If you haven’t already encountered Sanders — if five friends haven’t texted you “OMG THIS IS ME!!!” — stop right here, listen to her say the word “care,” in an accent that’s been described as “zero f’s,” and then resume reading.
It would be an understatement to say that Sanders’ audience has been waiting for her. In the two months since that cri de coeur, she’s gained 2.5 million new followers; landed a talent manager; started paid collaborations with Mattress Firm and Dove; and has either begun a movement, or given name to one that’s been silently, angrily, building since, well, probably since forever.
“I love her so much,” said Lauren Beckham Falcone, the WROR radio host. “I needed permission to let stuff go, and this woman, whose name I don’t know, who’s wearing 17 pairs of reading glasses and has her hair in a net, is giving it to me. I don’t care if I’m wearing the same outfit every day. Finally, someone understands me.”
On social media, the millions of likes and comments on her posts are a window into an exhausted and resentful stew of emotions.
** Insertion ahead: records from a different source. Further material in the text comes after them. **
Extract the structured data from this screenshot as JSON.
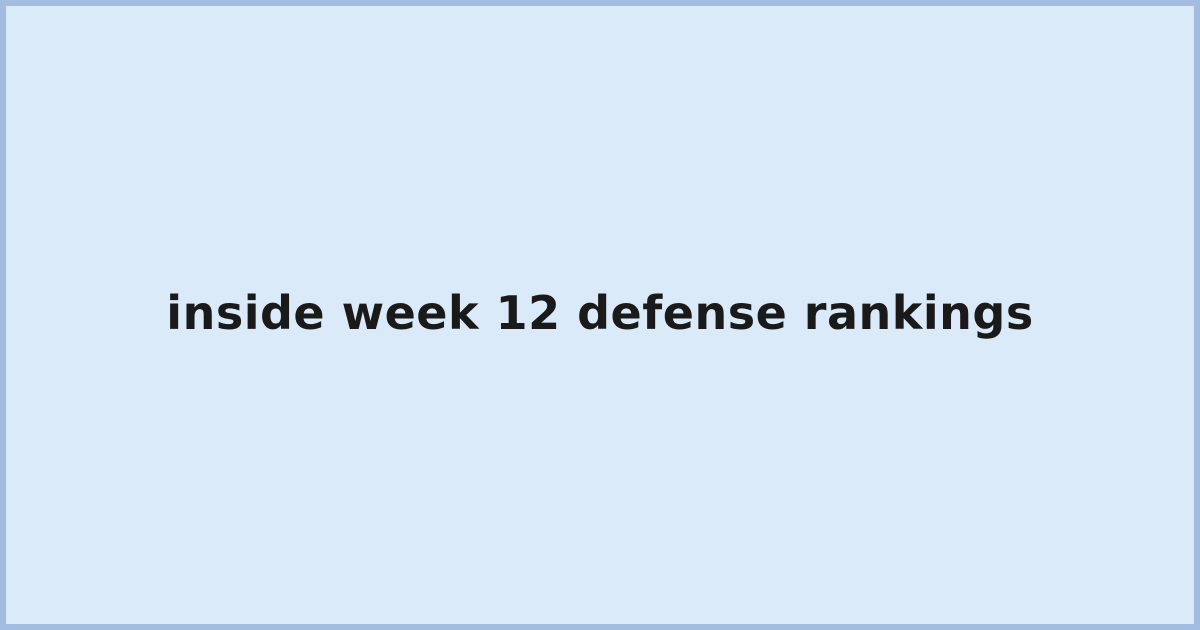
{
  "title": "inside week 12 defense rankings",
  "colors": {
    "background": "#dbeaf9",
    "border": "#a3bde0",
    "text": "#1a1a1a"
  }
}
“We do not care if our coworkers think we are passive-aggressive,” read a comment on Instagram. “The only other option I can offer at this time is aggressive-aggressive.”
“We do not care that we just got home from the grocery store and order pizza,” read another. “We do not feel like cooking. We are tired from the grocery shopping.”
“We do not care if we’re out of band aids.” a Facebook fan wrote. “Use a maxi pad. We no longer need them.”
Sanders, who is a mother and a wife, and who often appears on camera rocking a neck pillow, a sleep mask around her neck, and a napkin tucked into her shirt, takes aim at a range of antagonists.
“We do not care if we said we wanted to hang out soon, that probably was said when we was happy; we are no longer in a happy mood,” Sanders says in one post. “We do not care if we don’t show up for the family cookout. Most of y’all have undiagnosed trauma that we honestly just don’t want to deal with right now.”
Many women repeat Sanders “we do not care” tagline to themselves in almost a self-soothing way, and the mantra has been compared to Mel Robbins’s “Let Them” theory. But with a sharper edge.
“It’s ‘Let Them’,” said WROR’s Falcone, but behind their back, “you’re flipping them the bird.”
The We Do Not Care Club has arrived at a time when many women feel under particular attack, with the rise of the manosphere, cutbacks to women’s health care, and conservatives encouraging women to have more babies and drop out of the workforce.
Even so, the unapologetic behavior Sanders describes sounds so radical that one club member called it “aspirational.”
As extreme as the not-caring sounds, the behavior, at its core, is simply about “setting boundaries, and having compassion for yourself,” said psychiatrist Pooja Lakshmin, the author of “Real Self Care.”
The videos are resonating with women in middle age and beyond, she said, because they have “lived the full cost” of putting their own needs last. “They’ve seen that wearing the heels, or whatever they are doing, because they think it will make people like them, or they’ll get the promotion, doesn’t necessarily work. It just makes life harder for them.”
Margie Lachman, a psychology professor at Brandeis University, says Sanders’s We Do Not Care Club has gone viral not only because she’s found a catchy way to describe how millions of women feel, but because it makes women feel like they are part of something.
“The fact that it’s a ‘club’ is really meaningful,” she said, “because this is a time when people are looking for support and validation.”
Indeed, Sanders’s talent manager, Taryn Granados of Monday One Day, says that “brands of all shapes and sizes are knocking down her door” and “celebrities are also in touch.”
“She also has a super exciting project in the works,” said Granados, who didn’t provide details, but did share that she and Sanders had such an instant connection that on their first call they ended up professing their love for each other through tears.
So ingrained are societal messages that sometimes, or maybe it’s often, the judgment is coming from inside your own brain.
Consider Kristina Tsipouras Miller, the founder of the Boston Business Women networking group. She recently dropped her son off at soccer camp while she was wearing slides with socks and a stained sweatshirt. Who cares! she thought joyfully.
Until she remembered.
“I said to my husband, ’20-year-old Kristina would not have wanted to be seen with me’,” she recalled.
But now, to channel Sanders, if you do not like that we are comfortable, we do not care.